Ireland is investigating TikTok and LinkedIn for possible DSA violations

Ireland’s media regulator, Coimsiún na Máin, has announced an investigation into both TikTok and LinkedIn for possible violations of the EU’s Digital Services Act. reuters Report. The investigation focuses on the illegal content reporting features of both platforms, which may not meet the DSA’s requirements.

The main issue appears to be how these platforms’ reporting tools are presented and implemented. Regulators found potentially “confusing interface design” in the content reporting features they investigated, which could actually make them less effective at removing illegal content. “The reporting mechanisms were liable to mislead or deceive people into reporting content as illegal content, which was in breach of the provider’s terms and conditions,” the regulator wrote in a press release announcing its investigation.
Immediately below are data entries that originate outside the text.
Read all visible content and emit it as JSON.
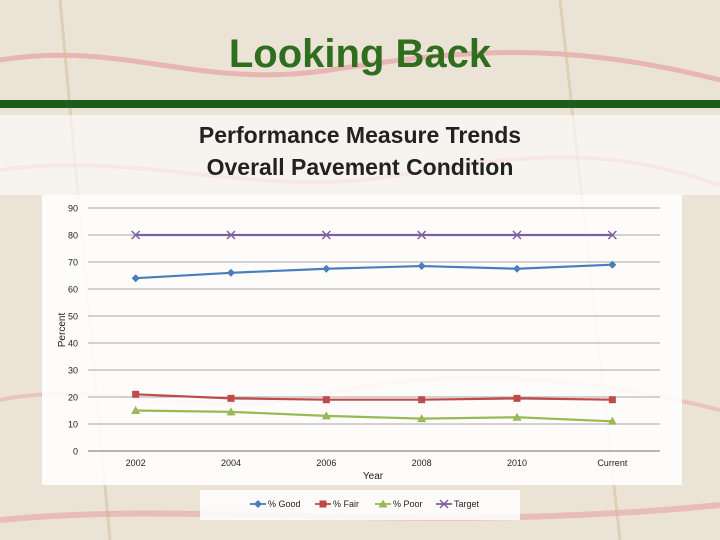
{
  "slide": {
    "title": "Looking Back",
    "subtitle_line1": "Performance Measure Trends",
    "subtitle_line2": "Overall Pavement Condition"
  },
  "colors": {
    "title": "#2f6e1f",
    "bar": "#1e5c1a",
    "good": "#4a7ebb",
    "fair": "#be4b48",
    "poor": "#98b954",
    "target": "#7d60a0"
  },
  "chart_data": {
    "type": "line",
    "categories": [
      "2002",
      "2004",
      "2006",
      "2008",
      "2010",
      "Current"
    ],
    "series": [
      {
        "name": "% Good",
        "values": [
          64,
          66,
          67.5,
          68.5,
          67.5,
          69
        ],
        "marker": "diamond"
      },
      {
        "name": "% Fair",
        "values": [
          21,
          19.5,
          19,
          19,
          19.5,
          19
        ],
        "marker": "square"
      },
      {
        "name": "% Poor",
        "values": [
          15,
          14.5,
          13,
          12,
          12.5,
          11
        ],
        "marker": "triangle"
      },
      {
        "name": "Target",
        "values": [
          80,
          80,
          80,
          80,
          80,
          80
        ],
        "marker": "x"
      }
    ],
    "xlabel": "Year",
    "ylabel": "Percent",
    "ylim": [
      0,
      90
    ],
    "yticks": [
      0,
      10,
      20,
      30,
      40,
      50,
      60,
      70,
      80,
      90
    ],
    "grid": true,
    "legend": "bottom"
  }
}
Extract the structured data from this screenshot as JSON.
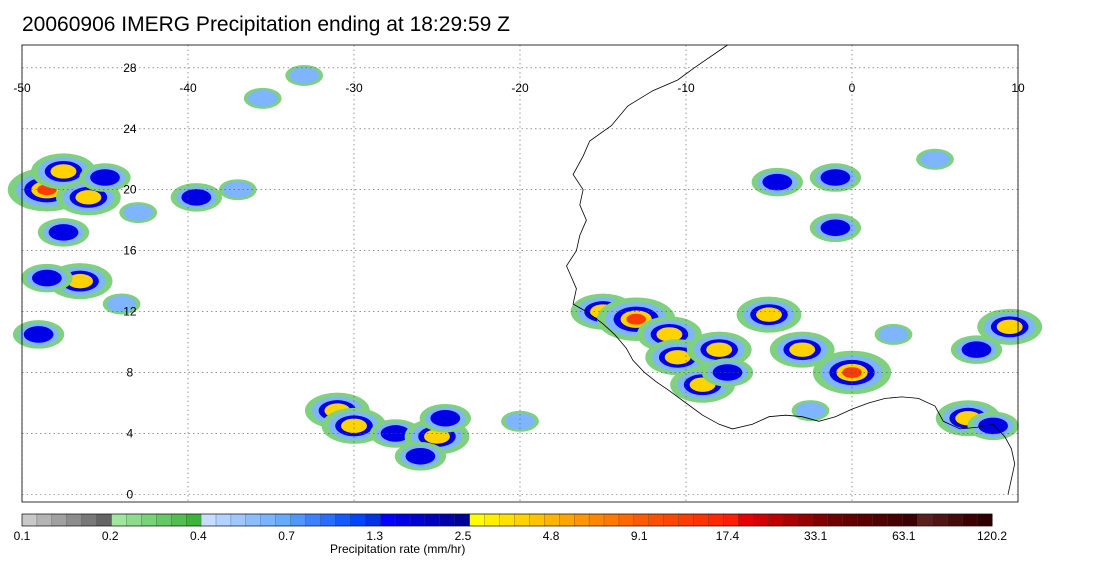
{
  "title": "20060906 IMERG Precipitation ending at 18:29:59 Z",
  "map": {
    "lon_range": [
      -50,
      10
    ],
    "lat_range": [
      -0.5,
      29.5
    ],
    "lon_ticks": [
      "-50",
      "-40",
      "-30",
      "-20",
      "-10",
      "0",
      "10"
    ],
    "lat_ticks": [
      "28",
      "24",
      "20",
      "16",
      "12",
      "8",
      "4",
      "0"
    ],
    "gridlines": "dotted"
  },
  "colorbar": {
    "label": "Precipitation rate (mm/hr)",
    "tick_labels": [
      "0.1",
      "0.2",
      "0.4",
      "0.7",
      "1.3",
      "2.5",
      "4.8",
      "9.1",
      "17.4",
      "33.1",
      "63.1",
      "120.2"
    ],
    "colors": [
      "#c8c8c8",
      "#b4b4b4",
      "#a0a0a0",
      "#8c8c8c",
      "#787878",
      "#646464",
      "#a0e6a0",
      "#8cdc8c",
      "#78d278",
      "#64c864",
      "#50be50",
      "#3cb43c",
      "#c8dcff",
      "#b4d2ff",
      "#a0c8ff",
      "#8cbeff",
      "#78b4ff",
      "#64aaff",
      "#5096ff",
      "#3c82ff",
      "#286eff",
      "#145aff",
      "#0046ff",
      "#0032e6",
      "#0000ff",
      "#0000e6",
      "#0000d2",
      "#0000be",
      "#0000aa",
      "#000096",
      "#ffff00",
      "#fff000",
      "#ffe100",
      "#ffd200",
      "#ffc300",
      "#ffb400",
      "#ffa500",
      "#ff9600",
      "#ff8700",
      "#ff7800",
      "#ff6900",
      "#ff5a00",
      "#ff5000",
      "#ff4600",
      "#ff3c00",
      "#ff3200",
      "#ff2800",
      "#ff1e00",
      "#e60000",
      "#d20000",
      "#be0000",
      "#aa0000",
      "#960000",
      "#820000",
      "#6e0000",
      "#640000",
      "#5a0000",
      "#500000",
      "#460000",
      "#3c0000",
      "#5a1e1e",
      "#501414",
      "#460a0a",
      "#3c0000",
      "#300000"
    ]
  },
  "precip_clusters": [
    {
      "lon": -48.5,
      "lat": 20.0,
      "level": 4
    },
    {
      "lon": -47.5,
      "lat": 21.2,
      "level": 3
    },
    {
      "lon": -46.0,
      "lat": 19.5,
      "level": 3
    },
    {
      "lon": -47.5,
      "lat": 17.2,
      "level": 2
    },
    {
      "lon": -46.5,
      "lat": 14.0,
      "level": 3
    },
    {
      "lon": -48.5,
      "lat": 14.2,
      "level": 2
    },
    {
      "lon": -45.0,
      "lat": 20.8,
      "level": 2
    },
    {
      "lon": -43.0,
      "lat": 18.5,
      "level": 1
    },
    {
      "lon": -49.0,
      "lat": 10.5,
      "level": 2
    },
    {
      "lon": -44.0,
      "lat": 12.5,
      "level": 1
    },
    {
      "lon": -39.5,
      "lat": 19.5,
      "level": 2
    },
    {
      "lon": -37.0,
      "lat": 20.0,
      "level": 1
    },
    {
      "lon": -33.0,
      "lat": 27.5,
      "level": 1
    },
    {
      "lon": -35.5,
      "lat": 26.0,
      "level": 1
    },
    {
      "lon": -31.0,
      "lat": 5.5,
      "level": 3
    },
    {
      "lon": -30.0,
      "lat": 4.5,
      "level": 3
    },
    {
      "lon": -27.5,
      "lat": 4.0,
      "level": 2
    },
    {
      "lon": -25.0,
      "lat": 3.8,
      "level": 3
    },
    {
      "lon": -24.5,
      "lat": 5.0,
      "level": 2
    },
    {
      "lon": -26.0,
      "lat": 2.5,
      "level": 2
    },
    {
      "lon": -20.0,
      "lat": 4.8,
      "level": 1
    },
    {
      "lon": -15.0,
      "lat": 12.0,
      "level": 3
    },
    {
      "lon": -13.0,
      "lat": 11.5,
      "level": 4
    },
    {
      "lon": -11.0,
      "lat": 10.5,
      "level": 3
    },
    {
      "lon": -10.5,
      "lat": 9.0,
      "level": 3
    },
    {
      "lon": -8.0,
      "lat": 9.5,
      "level": 3
    },
    {
      "lon": -9.0,
      "lat": 7.2,
      "level": 3
    },
    {
      "lon": -7.5,
      "lat": 8.0,
      "level": 2
    },
    {
      "lon": -5.0,
      "lat": 11.8,
      "level": 3
    },
    {
      "lon": -3.0,
      "lat": 9.5,
      "level": 3
    },
    {
      "lon": 0.0,
      "lat": 8.0,
      "level": 4
    },
    {
      "lon": -2.5,
      "lat": 5.5,
      "level": 1
    },
    {
      "lon": 7.0,
      "lat": 5.0,
      "level": 3
    },
    {
      "lon": 9.5,
      "lat": 11.0,
      "level": 3
    },
    {
      "lon": 7.5,
      "lat": 9.5,
      "level": 2
    },
    {
      "lon": 2.5,
      "lat": 10.5,
      "level": 1
    },
    {
      "lon": -4.5,
      "lat": 20.5,
      "level": 2
    },
    {
      "lon": -1.0,
      "lat": 20.8,
      "level": 2
    },
    {
      "lon": -1.0,
      "lat": 17.5,
      "level": 2
    },
    {
      "lon": 5.0,
      "lat": 22.0,
      "level": 1
    },
    {
      "lon": 8.5,
      "lat": 4.5,
      "level": 2
    }
  ],
  "coastline": [
    [
      -7.5,
      29.5
    ],
    [
      -9.5,
      28.0
    ],
    [
      -10.5,
      27.2
    ],
    [
      -12.0,
      26.5
    ],
    [
      -13.5,
      25.5
    ],
    [
      -14.5,
      24.2
    ],
    [
      -15.8,
      23.2
    ],
    [
      -16.2,
      22.2
    ],
    [
      -16.8,
      21.0
    ],
    [
      -16.2,
      20.0
    ],
    [
      -16.4,
      19.0
    ],
    [
      -16.0,
      18.0
    ],
    [
      -16.4,
      17.0
    ],
    [
      -16.6,
      16.0
    ],
    [
      -17.2,
      15.0
    ],
    [
      -17.0,
      14.5
    ],
    [
      -16.6,
      13.5
    ],
    [
      -16.8,
      12.5
    ],
    [
      -16.0,
      12.0
    ],
    [
      -15.0,
      11.2
    ],
    [
      -14.3,
      10.5
    ],
    [
      -13.6,
      9.6
    ],
    [
      -13.2,
      8.8
    ],
    [
      -12.5,
      8.0
    ],
    [
      -11.8,
      7.4
    ],
    [
      -11.0,
      6.8
    ],
    [
      -10.0,
      6.0
    ],
    [
      -9.0,
      5.2
    ],
    [
      -8.0,
      4.6
    ],
    [
      -7.2,
      4.3
    ],
    [
      -6.0,
      4.6
    ],
    [
      -5.0,
      5.1
    ],
    [
      -4.0,
      5.2
    ],
    [
      -3.0,
      5.1
    ],
    [
      -2.0,
      4.8
    ],
    [
      -1.0,
      5.1
    ],
    [
      0.0,
      5.6
    ],
    [
      1.0,
      6.0
    ],
    [
      2.0,
      6.3
    ],
    [
      3.0,
      6.4
    ],
    [
      4.0,
      6.3
    ],
    [
      5.0,
      5.8
    ],
    [
      5.5,
      4.8
    ],
    [
      6.5,
      4.3
    ],
    [
      7.5,
      4.4
    ],
    [
      8.5,
      4.6
    ],
    [
      9.2,
      3.8
    ],
    [
      9.6,
      3.0
    ],
    [
      9.8,
      2.0
    ],
    [
      9.6,
      1.0
    ],
    [
      9.4,
      0.0
    ]
  ]
}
“At the heart of the DSA is the right of people to report content they suspect is illegal, and there is a need for providers to have a reporting mechanism that is easy to use and user-friendly to report content they believe to be illegal,” John Evans, DSA Commissioner for Caoimsían na Máin, said in the press release. “Providers are also obliged not to design, organize or operate their interfaces in a way that could deceive or manipulate people, or that distorts or impairs people’s ability to make informed decisions.”

Evans further stated that due to the threat of financial penalties, Caoimsían na Máin has already asked other providers to make “significant changes to their reporting mechanisms for illegal content”. Many tech companies are headquartered in Ireland, and if a platform provider is found to be in breach of the DSA, Irish regulators could respond by fining them up to six percent of their revenue.

Ireland’s Data Protection Commission is already conducting a separate investigation into social media platform X for allegedly training its Grok AI assistant on users’ posts. Doing so would be a breach of the General Data Protection Regulation, or GDPR, and would allow Ireland to take a four percent cut of the company’s global revenues.